Comment 28494

By A Smith (anonymous) | Posted February 06, 2009 at 21:40:39

Jon C, does having a lower tax rate on vacant land promote vacancy? I'm not sure, I never really thought of it that way before. However, seeing that most property owners want to make money on their investment and have fixed costs related to ownership (mortgage payments), I doubt that letting buildings remain vacant is their first choice. I tend to think most would like to have paying tenants. However, if you think that it acts like an incentive in letting buildings remain vacant, I can see where you may have a point, albeit very small. Therefore, if you think the city should drop commercial rates down to the same rate as vacant commercial properties, that would be very helpful.

>> While the tax rate in Hamilton is marginally more expensive (all other factors are comparable or cheaper)

Tax rates on residential properties aren't just marginally more expensive in Hamilton as compared to Toronto, they are almost twice as much. In effect, the city of Hamilton charges people/investors twice as much for the same level of services as does Toronto. Why would anyone fork over an extra .82% x their property value if they didn't have to? This extra cost explains why there are more vacant buildings in Hamilton than Toronto, why less people want to live here and why property values are about half as much.
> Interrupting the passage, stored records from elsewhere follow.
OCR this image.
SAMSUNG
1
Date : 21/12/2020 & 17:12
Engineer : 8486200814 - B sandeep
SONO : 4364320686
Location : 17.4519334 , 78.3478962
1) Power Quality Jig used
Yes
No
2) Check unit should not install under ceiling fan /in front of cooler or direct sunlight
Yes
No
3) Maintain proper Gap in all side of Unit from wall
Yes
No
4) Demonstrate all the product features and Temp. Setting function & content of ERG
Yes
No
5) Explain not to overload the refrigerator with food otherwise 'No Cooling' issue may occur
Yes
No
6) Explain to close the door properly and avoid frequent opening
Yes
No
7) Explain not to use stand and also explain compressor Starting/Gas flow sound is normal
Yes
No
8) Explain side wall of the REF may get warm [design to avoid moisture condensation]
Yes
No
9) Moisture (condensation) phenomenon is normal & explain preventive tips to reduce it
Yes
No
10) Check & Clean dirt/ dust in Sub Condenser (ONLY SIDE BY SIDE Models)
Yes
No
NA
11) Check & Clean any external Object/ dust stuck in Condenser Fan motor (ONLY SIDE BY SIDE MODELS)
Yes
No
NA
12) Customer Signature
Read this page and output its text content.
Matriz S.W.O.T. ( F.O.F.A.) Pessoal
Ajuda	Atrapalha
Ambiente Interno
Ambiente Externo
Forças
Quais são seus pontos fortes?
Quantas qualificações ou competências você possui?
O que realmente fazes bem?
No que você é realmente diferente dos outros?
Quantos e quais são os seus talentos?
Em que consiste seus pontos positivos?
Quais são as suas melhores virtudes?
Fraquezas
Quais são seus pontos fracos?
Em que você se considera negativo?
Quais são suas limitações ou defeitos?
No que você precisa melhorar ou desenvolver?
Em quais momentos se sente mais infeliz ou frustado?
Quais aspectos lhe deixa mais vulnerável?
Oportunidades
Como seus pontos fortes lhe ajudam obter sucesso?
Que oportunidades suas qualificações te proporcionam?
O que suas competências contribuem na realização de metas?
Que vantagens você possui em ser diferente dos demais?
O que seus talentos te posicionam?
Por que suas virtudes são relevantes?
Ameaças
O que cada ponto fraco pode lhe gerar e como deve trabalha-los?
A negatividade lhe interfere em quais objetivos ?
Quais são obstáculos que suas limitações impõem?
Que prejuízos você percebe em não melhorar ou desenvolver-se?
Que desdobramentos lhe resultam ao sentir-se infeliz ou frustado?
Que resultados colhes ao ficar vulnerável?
If the city wants to foster demand for it's product, they should start by matching residential rates with Toronto. This would not have to happen overnight, but could be phased in over a few years. It would require cutting a certain amount of spending, but not as much as most people would think, as the increased demand for homes would push up property values and thus assessments. The recent cut in commercial tax rates up until 2006 has shown what lowering costs for businesses can do, as many new developments have taken place since their reduction.